Maar op een gegeven moment verdien je je eigen geld en is dat anders, toch?
„Ja en nee. Ik had altijd goedbetaalde bijbaantjes, woonde vrij lang thuis tijdens mijn studie, en toen ik eenmaal op kamers woonde, waren de huren nog betaalbaar. Dus maakte ik reizen, ging ik meerdere malen per week uiteten en kocht ik kleding bij de vleet. Ik woonde in het centrum van de stad, dus als ik na een studiedag klaar was, dook ik mijn standaard rijtje winkels in en kwam ik steevast met wat nieuws thuis.”
Geld moest rollen, dus?
„Ja, maar ik spaarde geen cent. Dat kwam pas toen ik ging samenwonen met mijn vriend, die véél bewuster met geld omgaat. Zo is hij ook opgevoed: dat je niet alles moet uitgeven, dat je geld apart zet en niet bij het minste of geringste je portemonnee trekt. Kleding koopt hij bijvoorbeeld nooit. Echt nóóit. Hij draagt al jarenlang dezelfde zes truien die hij voor een prikkie bij de H&M kocht – ik ben verbaasd dat de kwaliteit zo goed blijft.”
Heeft je vriend je alsnog financiële discipline bijgebracht?
„Ik weet nog goed dat hij me op een dag vroeg om al mijn uitgaven in een Excel-sheet te zetten, van de maand ervoor. Koffietje hier, tijdschriftje daar, croissantje to go, dat werk. Wat bleek? 1000 euro per maand. Duízend. Ik schrok, hij ook, haha. Dat kon echt niet meer toen we gingen samenwonen, we runden nu een huishouden samen, dus van hem leerde ik wel om mijn uitgaven beter te begroten en belangrijker: niet steeds van die kleine uitgaven te doen – want die zijn in the end helemaal niet klein als je ze bij elkaar optelt.”
Inmiddels ben jij dus een pro op het gebied van sparen?
„Was het maar zo. Ik werk voor mezelf en had jarenlang bewust geen arbeidsongeschiktheidsverzekering. Het kostte zoveel per maand, en dan nog was je lang niet altijd gedekt. En toen vloog ik er vorig jaar ineens uit, een burn-out. Ik kon níks meer. Een buffertje had ik wel, en mijn vriend werkt natuurlijk ook nog, maar dat raakt snel op als je geen inkomsten genereert en wel huur moet betalen.

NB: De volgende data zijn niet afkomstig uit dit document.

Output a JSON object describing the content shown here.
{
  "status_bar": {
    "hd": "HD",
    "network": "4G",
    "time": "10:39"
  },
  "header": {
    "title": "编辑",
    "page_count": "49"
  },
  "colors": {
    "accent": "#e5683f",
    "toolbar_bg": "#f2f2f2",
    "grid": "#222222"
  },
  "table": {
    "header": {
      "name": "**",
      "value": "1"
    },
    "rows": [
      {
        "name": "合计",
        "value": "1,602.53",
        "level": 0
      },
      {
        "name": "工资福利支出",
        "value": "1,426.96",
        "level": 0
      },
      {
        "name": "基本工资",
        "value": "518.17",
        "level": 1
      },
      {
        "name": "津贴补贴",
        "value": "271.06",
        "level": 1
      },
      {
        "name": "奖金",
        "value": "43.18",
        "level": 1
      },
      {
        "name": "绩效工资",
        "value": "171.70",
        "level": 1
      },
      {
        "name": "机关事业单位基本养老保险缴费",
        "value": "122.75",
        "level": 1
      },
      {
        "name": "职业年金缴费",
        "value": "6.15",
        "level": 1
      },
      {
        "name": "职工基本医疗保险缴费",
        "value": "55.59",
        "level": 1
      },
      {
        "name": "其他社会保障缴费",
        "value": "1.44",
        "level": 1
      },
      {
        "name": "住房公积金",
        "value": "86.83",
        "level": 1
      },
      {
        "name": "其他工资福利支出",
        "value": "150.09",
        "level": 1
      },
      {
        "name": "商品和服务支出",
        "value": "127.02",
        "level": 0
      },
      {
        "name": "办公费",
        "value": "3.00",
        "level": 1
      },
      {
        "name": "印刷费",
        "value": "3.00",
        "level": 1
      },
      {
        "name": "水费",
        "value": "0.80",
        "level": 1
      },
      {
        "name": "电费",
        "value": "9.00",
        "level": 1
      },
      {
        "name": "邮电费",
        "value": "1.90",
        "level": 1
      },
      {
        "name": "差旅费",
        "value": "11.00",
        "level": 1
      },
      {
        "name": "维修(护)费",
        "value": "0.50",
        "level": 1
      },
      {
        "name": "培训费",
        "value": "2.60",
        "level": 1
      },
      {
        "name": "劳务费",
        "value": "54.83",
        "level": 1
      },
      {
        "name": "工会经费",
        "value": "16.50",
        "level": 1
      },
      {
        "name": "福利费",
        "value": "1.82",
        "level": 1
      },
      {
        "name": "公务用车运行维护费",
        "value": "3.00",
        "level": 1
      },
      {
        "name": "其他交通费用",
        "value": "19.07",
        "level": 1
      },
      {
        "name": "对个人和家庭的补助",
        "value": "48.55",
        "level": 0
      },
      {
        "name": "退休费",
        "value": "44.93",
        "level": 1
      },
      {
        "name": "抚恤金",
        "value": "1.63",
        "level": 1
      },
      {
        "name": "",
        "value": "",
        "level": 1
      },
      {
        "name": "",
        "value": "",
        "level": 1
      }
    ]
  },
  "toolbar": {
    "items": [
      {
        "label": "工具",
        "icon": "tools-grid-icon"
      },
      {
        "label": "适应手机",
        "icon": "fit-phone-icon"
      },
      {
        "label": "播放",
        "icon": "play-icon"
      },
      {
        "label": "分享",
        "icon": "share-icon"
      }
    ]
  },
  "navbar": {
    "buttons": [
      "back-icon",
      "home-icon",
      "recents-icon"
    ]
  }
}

Het duurde een jaar en ik ben weer aan het opkrabbelen, ik heb ook wel weer werk, maar financieel is het pittig.
Van alles wat er binnenkomt, moet immers ook een deel naar de Belastingdienst én mijn vaste lasten gaan gewoon door – mijn vriend kan ook niet alles betalen. Ironisch genoeg heb ik nu dus niet eens geld om een koffietje hier of daar te scoren. Dat vind ik wel wrang, want daar haal ik mijn energie uit. En ondanks dat ik op mijn geld let, blijft het lastig om niks uit te geven – hoe snel haal je niet nog even een colaatje in de supermarkt? Maar ik moet echt even op een houtje bijten, een nieuwe buffer opbouwen en dan kan ik weer genieten van andere dingen.”
Welke financiële keuze zou jij nooit maken?
„Hoe krap bij kas ik ook zit, een lening zou ik – los van een hypotheek – nooit afsluiten. Dan maar wat minder geld uitgeven, in plaats van een schuld met een veel te hoge rente te moeten terugbetalen.”
Hoe belangrijk is een financiële buffer voor jou?
„Heel belangrijk, dat merk ik nu des te meer. En de financiële buffer die ik had, 20.000 euro, was dus ook niet genoeg. Het leven is zo duur, en 20K lijkt veel, maar het verdwijnt als sneeuw voor de zon. Dat is dus ook een nieuw doel voor nu: minstens 50.000 euro, dan zit ik er iets warmer bij. En die arbeidsongeschiktheidsverzekering, daar ga ik me ook nog eens in verdiepen.”
Stelling: je kunt nooit te veel geld hebben
„Eens! Het shopt toch lekkerder als je weet dat je niet op een euro meer of minder hoeft te kijken.”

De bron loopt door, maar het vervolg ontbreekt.